We built a recommendation system for a luxury car manufacturer, who wanted to recommend their new SUV to their customers. We built a model to identify the customers who are more likely to be interested in a SUV and would be further influenced by an exclusive launch event invitation. 
Customer

A luxury car manufacturer.


Problem

In summer 2019, a world-leading car company will launch its first model in the luxury SUV market segment. There will be exclusive launch events around the world and the company is planning to limit the number of people invited to attend.

As a result, it is vital that each dealer choose the best candidates to invite based on recommendations drawn from the information stored in its customer relationship management (CRM) system. This database has around 40 different feature fields, none of which are capable of delivering a comprehensive picture of the customer.

Faculty was charged with developing a model that made the best recommendations possible using every category in the customer database.


Solution

We created two different scoring metrics to rank the global contacts database according first to the likelihood that a given contact would be interested in the new SUV and, second, to the likelihood that they would purchase a car after attending a launch event. We also worked with the company to identify additional data sources outside the customer database to incorporate into the scoring metrics.

We used a classification algorithm for this problem, (random forests) as there was both the mixture of continuous (i.e. time and date fields) and categorical (such as previously owned cars) variables in the data, and their robustness at dealing with the problem of overfitting on small data sets with highly imbalanced classes.

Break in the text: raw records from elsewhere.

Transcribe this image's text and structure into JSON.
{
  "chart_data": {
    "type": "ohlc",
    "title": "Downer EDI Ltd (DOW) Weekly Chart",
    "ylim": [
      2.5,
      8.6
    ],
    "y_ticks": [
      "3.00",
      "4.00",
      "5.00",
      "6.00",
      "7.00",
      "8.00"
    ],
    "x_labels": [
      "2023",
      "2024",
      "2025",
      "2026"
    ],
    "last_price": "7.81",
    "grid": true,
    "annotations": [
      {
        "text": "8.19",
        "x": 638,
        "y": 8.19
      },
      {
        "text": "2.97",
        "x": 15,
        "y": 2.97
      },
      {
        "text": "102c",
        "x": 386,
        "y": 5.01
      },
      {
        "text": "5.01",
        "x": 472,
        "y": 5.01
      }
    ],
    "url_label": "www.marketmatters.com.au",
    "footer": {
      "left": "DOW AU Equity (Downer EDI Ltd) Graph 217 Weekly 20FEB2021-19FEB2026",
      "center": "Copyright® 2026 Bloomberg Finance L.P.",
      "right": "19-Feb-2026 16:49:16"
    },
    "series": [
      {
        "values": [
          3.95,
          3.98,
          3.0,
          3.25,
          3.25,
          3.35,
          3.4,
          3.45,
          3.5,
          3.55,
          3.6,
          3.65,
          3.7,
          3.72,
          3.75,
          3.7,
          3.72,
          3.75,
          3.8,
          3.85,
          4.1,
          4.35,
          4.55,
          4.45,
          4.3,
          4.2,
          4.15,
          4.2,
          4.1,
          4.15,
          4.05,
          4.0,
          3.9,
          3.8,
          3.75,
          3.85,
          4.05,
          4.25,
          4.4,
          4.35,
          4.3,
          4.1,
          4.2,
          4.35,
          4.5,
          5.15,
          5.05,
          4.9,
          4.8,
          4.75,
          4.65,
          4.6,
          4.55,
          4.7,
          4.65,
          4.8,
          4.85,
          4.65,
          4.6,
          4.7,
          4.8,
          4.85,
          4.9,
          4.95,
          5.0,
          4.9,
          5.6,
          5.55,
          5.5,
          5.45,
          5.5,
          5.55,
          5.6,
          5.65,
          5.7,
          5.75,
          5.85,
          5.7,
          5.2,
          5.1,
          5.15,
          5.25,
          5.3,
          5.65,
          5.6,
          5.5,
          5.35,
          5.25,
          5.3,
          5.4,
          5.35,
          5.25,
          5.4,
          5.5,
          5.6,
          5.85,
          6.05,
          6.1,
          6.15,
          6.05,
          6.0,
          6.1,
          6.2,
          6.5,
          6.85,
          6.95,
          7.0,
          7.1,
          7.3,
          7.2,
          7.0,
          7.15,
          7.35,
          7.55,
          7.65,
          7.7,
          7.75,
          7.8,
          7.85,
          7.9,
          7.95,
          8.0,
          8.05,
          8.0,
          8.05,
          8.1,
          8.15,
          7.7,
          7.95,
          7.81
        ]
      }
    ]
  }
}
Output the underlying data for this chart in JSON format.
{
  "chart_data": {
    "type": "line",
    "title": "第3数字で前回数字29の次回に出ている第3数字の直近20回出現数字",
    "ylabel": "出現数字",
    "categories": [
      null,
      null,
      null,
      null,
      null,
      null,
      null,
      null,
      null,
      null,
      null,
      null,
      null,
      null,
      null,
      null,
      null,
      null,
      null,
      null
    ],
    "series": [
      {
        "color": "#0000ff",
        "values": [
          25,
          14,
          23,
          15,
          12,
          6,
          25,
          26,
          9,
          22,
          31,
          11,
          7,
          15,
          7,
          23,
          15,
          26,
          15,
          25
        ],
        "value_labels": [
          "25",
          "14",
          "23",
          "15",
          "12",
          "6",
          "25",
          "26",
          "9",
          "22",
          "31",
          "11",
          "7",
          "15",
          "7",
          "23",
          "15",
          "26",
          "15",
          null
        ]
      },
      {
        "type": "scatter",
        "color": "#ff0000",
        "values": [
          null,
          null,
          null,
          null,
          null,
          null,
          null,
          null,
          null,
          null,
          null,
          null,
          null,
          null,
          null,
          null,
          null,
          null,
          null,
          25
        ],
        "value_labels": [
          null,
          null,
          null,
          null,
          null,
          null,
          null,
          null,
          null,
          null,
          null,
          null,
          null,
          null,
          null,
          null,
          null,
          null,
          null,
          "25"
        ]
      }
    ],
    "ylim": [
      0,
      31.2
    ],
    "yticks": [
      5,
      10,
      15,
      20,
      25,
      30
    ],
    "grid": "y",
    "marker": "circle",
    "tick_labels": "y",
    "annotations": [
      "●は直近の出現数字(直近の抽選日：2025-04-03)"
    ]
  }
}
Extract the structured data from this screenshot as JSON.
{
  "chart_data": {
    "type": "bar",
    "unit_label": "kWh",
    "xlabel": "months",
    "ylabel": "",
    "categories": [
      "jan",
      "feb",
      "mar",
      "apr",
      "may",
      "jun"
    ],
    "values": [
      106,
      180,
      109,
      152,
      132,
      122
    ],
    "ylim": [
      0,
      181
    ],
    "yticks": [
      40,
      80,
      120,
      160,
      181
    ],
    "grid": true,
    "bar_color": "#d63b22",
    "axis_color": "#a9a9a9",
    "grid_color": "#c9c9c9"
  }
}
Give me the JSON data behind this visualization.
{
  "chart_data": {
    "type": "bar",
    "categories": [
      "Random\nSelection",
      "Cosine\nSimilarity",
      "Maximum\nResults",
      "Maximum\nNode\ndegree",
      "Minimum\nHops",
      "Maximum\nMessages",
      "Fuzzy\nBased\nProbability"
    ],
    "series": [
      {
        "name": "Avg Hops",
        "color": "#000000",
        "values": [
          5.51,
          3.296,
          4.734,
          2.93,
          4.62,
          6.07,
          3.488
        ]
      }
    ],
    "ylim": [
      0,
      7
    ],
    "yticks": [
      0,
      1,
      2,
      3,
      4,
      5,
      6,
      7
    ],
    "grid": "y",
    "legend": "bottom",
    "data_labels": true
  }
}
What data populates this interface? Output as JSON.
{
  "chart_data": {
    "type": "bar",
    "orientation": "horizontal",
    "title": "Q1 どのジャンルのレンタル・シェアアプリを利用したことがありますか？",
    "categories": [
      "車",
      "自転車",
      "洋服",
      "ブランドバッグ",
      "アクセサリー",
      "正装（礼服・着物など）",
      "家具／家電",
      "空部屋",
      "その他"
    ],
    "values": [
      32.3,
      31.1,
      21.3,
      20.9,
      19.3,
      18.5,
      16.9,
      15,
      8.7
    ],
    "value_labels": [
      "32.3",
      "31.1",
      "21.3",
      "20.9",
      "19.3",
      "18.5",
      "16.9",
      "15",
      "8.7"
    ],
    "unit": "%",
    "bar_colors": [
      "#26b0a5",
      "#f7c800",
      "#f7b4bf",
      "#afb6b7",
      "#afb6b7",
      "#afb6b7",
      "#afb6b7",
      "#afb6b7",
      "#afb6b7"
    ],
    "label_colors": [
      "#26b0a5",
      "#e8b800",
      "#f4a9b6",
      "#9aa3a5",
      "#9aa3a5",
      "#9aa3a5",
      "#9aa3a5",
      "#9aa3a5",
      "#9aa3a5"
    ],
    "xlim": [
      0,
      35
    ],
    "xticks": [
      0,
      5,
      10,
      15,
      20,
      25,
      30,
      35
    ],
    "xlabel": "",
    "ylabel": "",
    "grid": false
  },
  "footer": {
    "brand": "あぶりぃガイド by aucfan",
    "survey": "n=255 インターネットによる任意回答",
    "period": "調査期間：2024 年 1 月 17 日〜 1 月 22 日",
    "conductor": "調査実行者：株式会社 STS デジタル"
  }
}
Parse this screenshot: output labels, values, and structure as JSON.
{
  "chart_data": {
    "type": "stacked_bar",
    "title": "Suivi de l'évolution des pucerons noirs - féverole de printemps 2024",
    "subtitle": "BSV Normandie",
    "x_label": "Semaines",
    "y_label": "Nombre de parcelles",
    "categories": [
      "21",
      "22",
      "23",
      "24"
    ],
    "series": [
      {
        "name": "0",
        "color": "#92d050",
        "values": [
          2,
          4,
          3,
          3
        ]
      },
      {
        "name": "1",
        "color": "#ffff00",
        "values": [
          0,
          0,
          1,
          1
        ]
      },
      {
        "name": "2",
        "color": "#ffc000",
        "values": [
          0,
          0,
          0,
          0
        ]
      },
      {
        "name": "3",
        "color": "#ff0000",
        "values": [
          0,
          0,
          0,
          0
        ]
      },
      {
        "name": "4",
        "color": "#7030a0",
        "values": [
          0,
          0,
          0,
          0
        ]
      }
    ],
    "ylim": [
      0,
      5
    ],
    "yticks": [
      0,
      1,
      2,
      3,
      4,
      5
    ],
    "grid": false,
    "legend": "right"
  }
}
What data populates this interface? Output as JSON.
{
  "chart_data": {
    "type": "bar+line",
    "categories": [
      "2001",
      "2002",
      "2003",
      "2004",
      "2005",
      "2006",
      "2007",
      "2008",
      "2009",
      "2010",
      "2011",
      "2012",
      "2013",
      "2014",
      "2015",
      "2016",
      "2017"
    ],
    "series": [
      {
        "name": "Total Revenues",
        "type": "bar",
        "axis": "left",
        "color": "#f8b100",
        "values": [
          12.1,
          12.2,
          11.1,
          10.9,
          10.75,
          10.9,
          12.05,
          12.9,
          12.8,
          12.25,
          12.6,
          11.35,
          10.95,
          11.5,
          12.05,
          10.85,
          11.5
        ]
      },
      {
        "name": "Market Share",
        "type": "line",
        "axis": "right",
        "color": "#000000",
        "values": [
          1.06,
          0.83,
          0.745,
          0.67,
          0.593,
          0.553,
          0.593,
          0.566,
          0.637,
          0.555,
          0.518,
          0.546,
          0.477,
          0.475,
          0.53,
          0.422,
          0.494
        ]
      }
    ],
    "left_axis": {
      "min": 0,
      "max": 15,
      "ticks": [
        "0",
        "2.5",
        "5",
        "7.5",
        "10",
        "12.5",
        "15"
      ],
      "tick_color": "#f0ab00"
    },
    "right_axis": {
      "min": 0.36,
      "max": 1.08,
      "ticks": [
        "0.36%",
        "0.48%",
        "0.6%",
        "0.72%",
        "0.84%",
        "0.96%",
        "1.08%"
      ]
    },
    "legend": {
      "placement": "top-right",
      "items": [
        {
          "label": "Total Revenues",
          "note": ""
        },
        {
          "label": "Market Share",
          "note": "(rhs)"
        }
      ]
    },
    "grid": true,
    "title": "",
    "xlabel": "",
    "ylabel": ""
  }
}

For each scoring metric, we divided the data set into separate groups of individuals with known ‘perfect scores’ (who had already expressed interest in the new SUV and who had previously bought after attending launch events, respectively) and groups of individuals who were very likely to have low scores. Two separate random forests were then trained on these groups to identify previously overlooked candidates in the CRM who were highly likely to be interested in the new SUV and to be influenced by an invitation to a launch event.

When tested on previously unseen data, the models we provided for the client obtained the following performance metrics: 40% of contacts identified as good prospects by our models had either already expressed interest in the new SUV or purchased a car after attending a previous launch event, and over 60% of all contacts in these two groups were identified by our models.


Impact

The method we developed has been incorporated into the customer database. The company is sending out recommendations to local dealers around the world of whom they should invite to launch events, with a far higher probability that this will generate sales of the new model.